Parmi les jeunes gens de mon âge que je fréquentais, je m’étais particulièrement lié avec un Allemand, nommé Zilberman.
Comme moi, Zilberman était docteur, mais comme moi aussi, docteur sans clientèle. Nous passions ensemble la plus grande partie des heures de loisir que nous laissait l’exercice de notre profession; c’est vous dire que nous nous quittions à peine. Nos goûts étaient à peu près les mêmes, sauf un point sur lequel nous différions essentiellement.
Zilberman aimait passionnément le jeu, moi je n’y trouvais aucun attrait. Il fallait même que mon antipathie pour les cartes fût alors bien forte pour que je ne cédasse pas à la contagion de l’exemple, car mon ami réalisait des bénéfices considérables qui lui permettaient de mener un train de grand seigneur, tandis que moi, tout en vivant avec la plus stricte économie, je contractais des dettes.
Quoi qu’il en fût, nous vivions, Zilberman et moi, dans la plus fraternelle intimité. Sa bourse m’était souvent ouverte; mais j’en usais avec d’autant plus de discrétion, que j’ignorais quand je pourrais lui rendre ce qu’il me prêtait. Sa délicatesse et sa générosité envers moi me portaient à croire qu’il était franc et loyal envers tout le monde. Je me trompais!
Un jour, il y avait quelques heures à peine que je l’avais quitté, lorsqu’un de ses domestiques vint en toute hâte m’annoncer que, dangereusement blessé, son maître me priait de me rendre auprès de lui.
J’y courus aussitôt.
Mon malheureux ami, le visage couvert d’une pâleur mortelle, gisait étendu sur son lit.

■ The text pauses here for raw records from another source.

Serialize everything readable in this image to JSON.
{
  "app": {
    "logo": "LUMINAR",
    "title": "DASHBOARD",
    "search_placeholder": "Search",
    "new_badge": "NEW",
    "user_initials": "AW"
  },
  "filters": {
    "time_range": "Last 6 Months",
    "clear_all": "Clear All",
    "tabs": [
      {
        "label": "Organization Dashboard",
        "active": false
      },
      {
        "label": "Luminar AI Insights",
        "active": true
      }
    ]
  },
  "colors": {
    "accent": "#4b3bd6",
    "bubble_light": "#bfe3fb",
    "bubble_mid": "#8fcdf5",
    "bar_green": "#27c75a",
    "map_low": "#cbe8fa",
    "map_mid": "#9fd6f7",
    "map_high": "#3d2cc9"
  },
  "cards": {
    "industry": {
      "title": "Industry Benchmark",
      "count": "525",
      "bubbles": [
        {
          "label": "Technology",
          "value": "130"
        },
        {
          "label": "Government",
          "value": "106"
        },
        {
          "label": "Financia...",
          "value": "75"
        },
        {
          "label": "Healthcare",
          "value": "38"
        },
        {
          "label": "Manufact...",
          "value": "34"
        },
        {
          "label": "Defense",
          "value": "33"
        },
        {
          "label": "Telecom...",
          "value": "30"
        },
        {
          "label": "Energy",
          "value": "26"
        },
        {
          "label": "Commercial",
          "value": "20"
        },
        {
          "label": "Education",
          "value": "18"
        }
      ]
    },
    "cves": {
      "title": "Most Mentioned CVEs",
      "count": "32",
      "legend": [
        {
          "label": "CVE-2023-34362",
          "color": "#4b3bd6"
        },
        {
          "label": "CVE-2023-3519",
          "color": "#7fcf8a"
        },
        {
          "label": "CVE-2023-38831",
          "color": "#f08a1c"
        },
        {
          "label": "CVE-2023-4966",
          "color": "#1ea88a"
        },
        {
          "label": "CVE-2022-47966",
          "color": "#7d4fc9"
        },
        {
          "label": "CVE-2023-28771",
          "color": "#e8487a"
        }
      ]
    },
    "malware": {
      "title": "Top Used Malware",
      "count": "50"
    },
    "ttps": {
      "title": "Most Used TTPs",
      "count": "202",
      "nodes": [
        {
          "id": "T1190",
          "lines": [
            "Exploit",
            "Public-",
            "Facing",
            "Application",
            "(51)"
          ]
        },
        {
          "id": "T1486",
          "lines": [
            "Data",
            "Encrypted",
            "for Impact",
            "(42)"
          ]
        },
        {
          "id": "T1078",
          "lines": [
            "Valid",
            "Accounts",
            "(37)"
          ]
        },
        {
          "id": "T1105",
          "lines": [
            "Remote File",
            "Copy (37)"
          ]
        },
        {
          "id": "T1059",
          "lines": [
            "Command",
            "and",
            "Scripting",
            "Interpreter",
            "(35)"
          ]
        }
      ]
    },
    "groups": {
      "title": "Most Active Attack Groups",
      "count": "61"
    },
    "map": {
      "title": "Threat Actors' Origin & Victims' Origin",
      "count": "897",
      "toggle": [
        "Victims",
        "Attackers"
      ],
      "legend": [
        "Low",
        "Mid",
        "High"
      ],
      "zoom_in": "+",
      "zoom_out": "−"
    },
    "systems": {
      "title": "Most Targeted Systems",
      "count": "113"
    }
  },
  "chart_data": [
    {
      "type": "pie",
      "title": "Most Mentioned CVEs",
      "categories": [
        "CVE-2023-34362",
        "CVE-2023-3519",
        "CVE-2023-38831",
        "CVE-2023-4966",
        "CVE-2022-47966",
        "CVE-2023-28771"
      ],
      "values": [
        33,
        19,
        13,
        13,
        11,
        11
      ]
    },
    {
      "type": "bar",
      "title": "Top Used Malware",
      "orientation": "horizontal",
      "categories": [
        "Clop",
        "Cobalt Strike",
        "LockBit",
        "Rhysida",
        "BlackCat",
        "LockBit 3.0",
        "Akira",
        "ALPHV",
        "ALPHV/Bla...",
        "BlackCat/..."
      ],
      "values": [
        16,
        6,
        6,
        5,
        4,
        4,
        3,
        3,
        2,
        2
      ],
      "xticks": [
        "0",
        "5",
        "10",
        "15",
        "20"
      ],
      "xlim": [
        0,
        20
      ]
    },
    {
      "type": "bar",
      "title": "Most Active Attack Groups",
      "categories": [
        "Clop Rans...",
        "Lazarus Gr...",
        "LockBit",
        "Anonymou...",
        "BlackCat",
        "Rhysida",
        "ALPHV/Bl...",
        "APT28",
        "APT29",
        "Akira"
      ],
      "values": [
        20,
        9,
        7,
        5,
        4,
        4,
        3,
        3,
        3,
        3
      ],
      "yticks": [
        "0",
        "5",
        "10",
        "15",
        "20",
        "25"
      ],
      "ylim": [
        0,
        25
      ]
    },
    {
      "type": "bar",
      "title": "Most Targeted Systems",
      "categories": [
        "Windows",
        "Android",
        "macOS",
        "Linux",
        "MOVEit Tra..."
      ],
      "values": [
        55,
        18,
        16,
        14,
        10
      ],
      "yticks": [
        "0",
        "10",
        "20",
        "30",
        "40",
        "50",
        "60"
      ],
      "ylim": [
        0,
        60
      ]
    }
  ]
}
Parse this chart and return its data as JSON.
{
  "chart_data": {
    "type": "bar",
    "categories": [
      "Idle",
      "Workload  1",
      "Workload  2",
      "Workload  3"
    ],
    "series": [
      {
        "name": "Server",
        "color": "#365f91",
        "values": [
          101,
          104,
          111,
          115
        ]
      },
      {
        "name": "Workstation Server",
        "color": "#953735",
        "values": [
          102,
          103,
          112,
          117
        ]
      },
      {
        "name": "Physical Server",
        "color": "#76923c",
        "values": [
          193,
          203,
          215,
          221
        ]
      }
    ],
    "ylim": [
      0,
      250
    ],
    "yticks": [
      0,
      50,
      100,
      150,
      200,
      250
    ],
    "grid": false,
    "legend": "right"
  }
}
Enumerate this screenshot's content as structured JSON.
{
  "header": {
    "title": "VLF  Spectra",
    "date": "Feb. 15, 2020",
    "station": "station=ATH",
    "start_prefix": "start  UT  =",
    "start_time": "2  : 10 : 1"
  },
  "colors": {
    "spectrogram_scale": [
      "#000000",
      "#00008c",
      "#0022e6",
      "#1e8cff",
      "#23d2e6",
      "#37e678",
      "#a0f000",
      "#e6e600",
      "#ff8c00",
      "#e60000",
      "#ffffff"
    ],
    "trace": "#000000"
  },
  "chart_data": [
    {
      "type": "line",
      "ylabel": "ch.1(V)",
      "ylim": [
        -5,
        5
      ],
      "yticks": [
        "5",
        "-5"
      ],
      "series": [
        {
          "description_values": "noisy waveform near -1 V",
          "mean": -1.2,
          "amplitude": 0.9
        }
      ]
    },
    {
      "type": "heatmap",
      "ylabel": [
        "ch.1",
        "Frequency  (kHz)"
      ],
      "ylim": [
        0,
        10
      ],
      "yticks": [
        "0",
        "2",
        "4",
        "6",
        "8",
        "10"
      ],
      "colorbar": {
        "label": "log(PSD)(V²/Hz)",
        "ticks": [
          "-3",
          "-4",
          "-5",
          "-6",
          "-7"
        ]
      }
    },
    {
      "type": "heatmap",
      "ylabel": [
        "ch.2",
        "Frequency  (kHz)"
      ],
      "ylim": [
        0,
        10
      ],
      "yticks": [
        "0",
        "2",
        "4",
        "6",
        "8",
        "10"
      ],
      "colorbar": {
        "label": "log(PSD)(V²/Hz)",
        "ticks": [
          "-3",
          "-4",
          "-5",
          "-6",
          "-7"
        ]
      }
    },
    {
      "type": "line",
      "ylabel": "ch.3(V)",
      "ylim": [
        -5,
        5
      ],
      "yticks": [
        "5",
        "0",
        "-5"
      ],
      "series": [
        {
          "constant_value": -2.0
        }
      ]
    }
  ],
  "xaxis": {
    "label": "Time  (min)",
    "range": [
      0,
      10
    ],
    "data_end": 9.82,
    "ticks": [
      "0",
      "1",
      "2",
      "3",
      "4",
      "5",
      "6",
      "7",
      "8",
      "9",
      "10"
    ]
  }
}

Surmontant ma douleur, je m’approchai pour le secourir.
Zilberman m’arrêta, me fit signe de m’asseoir, congédia les personnes qui l’entouraient et, après s’être assuré que nous étions seuls, il me pria de l’écouter.
Sa voix, affaiblie par d’horribles souffrances, arrivait à peine à mon oreille; je fus obligé de me pencher vers lui.
--Mon cher Edmond, me dit-il, un homme m’a traité d’escroc... je l’ai provoqué en duel..., nous nous sommes battus au pistolet, et j’ai reçu sa balle en pleine poitrine.
Et comme j’insistais près de Zilberman pour lui donner des soins.